In the same vein, Coffey, Deaton et al, state in Stunting Among Children: Facts and Implications [Economic and Political Weekly, August 24] that:
“Panagariya discusses a number of puzzling facts about child and adult anthropometrics. Most, although not all, of these have been known for a long time. Scholars who have written about these puzzles have indeed noted that some of the facts have no ready explanation, for example, that Indians have higher average incomes and lower infant mortality rates than most of Africa, but that Africans are taller. What Panagariya claims to contribute is the answer to these puzzles: that they can all be explained by “genetics”. All of his argument about the role of genetics is by residual: if we cannot think of anything else, it must be genetics. There is no direct evidence on genetics anywhere in the paper.Genetics might be the answer, or part of it, but any argument by residual is obviously sensitive to having missed something, or to having overlooked some evidence.”
Panagariya’s claim that lower infant and child mortality rates indicate a lower rate of malnutrition has been questioned by Arjun Gupta, Biraj Patnaik et al, Are Child Nutrition Figures for India Exaggerated? [Economic and Political Weekly, August 24]. The paper notes:
“One of Panagariya’s central arguments is that Indian malnutrition figures are much higher than would be expected, given its child and infant mortality levels. This he shows using data related to every conceivable parameter such as life expectancy, neonatal mortality rates, and infant, child, and maternal mortality rates, very often out of context, and attempting to shock readers into rethinking India’s performance on nutrition.

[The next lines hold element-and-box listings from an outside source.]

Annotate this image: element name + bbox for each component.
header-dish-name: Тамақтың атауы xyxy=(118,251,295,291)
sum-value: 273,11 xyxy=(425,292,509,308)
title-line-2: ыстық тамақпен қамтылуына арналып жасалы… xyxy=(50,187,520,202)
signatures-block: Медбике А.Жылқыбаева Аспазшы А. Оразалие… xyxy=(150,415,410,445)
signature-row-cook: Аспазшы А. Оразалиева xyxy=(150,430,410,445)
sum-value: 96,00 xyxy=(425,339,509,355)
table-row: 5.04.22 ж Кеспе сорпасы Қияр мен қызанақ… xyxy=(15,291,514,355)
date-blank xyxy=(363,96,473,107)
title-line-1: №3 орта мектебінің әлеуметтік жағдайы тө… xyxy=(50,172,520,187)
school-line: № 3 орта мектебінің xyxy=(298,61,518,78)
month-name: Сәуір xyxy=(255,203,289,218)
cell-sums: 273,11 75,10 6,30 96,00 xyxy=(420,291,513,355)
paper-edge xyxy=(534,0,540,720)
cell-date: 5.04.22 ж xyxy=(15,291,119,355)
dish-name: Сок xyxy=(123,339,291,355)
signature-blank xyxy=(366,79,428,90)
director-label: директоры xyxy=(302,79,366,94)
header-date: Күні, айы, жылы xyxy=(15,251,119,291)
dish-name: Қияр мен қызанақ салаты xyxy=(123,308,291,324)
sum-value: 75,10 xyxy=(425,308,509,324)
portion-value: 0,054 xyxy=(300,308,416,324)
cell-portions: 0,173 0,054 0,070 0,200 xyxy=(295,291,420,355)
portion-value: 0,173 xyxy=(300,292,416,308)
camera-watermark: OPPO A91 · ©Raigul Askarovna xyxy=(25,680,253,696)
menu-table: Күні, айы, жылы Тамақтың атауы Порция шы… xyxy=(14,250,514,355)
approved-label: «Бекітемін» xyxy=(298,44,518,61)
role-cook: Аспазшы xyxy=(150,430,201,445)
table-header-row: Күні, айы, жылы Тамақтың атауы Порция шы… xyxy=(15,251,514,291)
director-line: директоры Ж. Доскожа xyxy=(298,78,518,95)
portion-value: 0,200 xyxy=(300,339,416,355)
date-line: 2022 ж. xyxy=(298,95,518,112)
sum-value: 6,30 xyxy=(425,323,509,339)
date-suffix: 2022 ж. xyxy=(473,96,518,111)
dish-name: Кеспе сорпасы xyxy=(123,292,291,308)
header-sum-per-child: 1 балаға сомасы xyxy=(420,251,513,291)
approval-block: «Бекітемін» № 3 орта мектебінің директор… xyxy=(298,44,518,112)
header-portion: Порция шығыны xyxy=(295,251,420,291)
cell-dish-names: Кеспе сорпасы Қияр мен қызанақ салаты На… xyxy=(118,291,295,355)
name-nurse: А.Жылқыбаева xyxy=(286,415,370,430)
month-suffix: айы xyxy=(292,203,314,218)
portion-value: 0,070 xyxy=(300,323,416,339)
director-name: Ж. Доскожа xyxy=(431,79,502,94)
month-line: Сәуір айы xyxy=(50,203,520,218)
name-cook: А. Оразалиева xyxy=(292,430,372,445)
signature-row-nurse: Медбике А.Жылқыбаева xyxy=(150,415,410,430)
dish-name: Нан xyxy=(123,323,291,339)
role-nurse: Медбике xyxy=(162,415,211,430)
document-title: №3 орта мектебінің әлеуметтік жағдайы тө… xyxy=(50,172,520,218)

However, it is important to note that not all undernutrition leads to death. Death is dependent on many factors such as the nature and duration of illness before a child dies, and access to healthcare and health facilities, especially emergency care. Public health measures such as the state of immunisation, and water supply are also important. It is an unfortunate truth that while curative care in India does not address the problem of malnutrition, it does save malnourished children if they land up at a hospital in time. In his article, Panagariya does not appreciate the importance of medical facilities in explaining better mortality figures. Surely he knows that India is a nation in transition, with poor food intake and widespread hunger on the one hand, and relatively well-established healthcare services, especially emergency care, on the other.”
There is a certain intuitive appeal to Panagariya’s argument that when almost all of the statistics suggest that India’s doing better than sub-Saharan Africa and there’s one statistic going the other way, one has to look closely at that one errant statistic. Yet, as Gupta, Patnaik et al claim, the answer to India’s failure to combat malnourishment in face of its substantial success in bringing down infant and child mortality may be rooted in the peculiar features of its public health system. contours
This view finds support in Dean Spears’ Coming Up Short in India in Mint, poor sanitation and resultant chronic intestinal infections could explain the persistence of child malnutrition in India.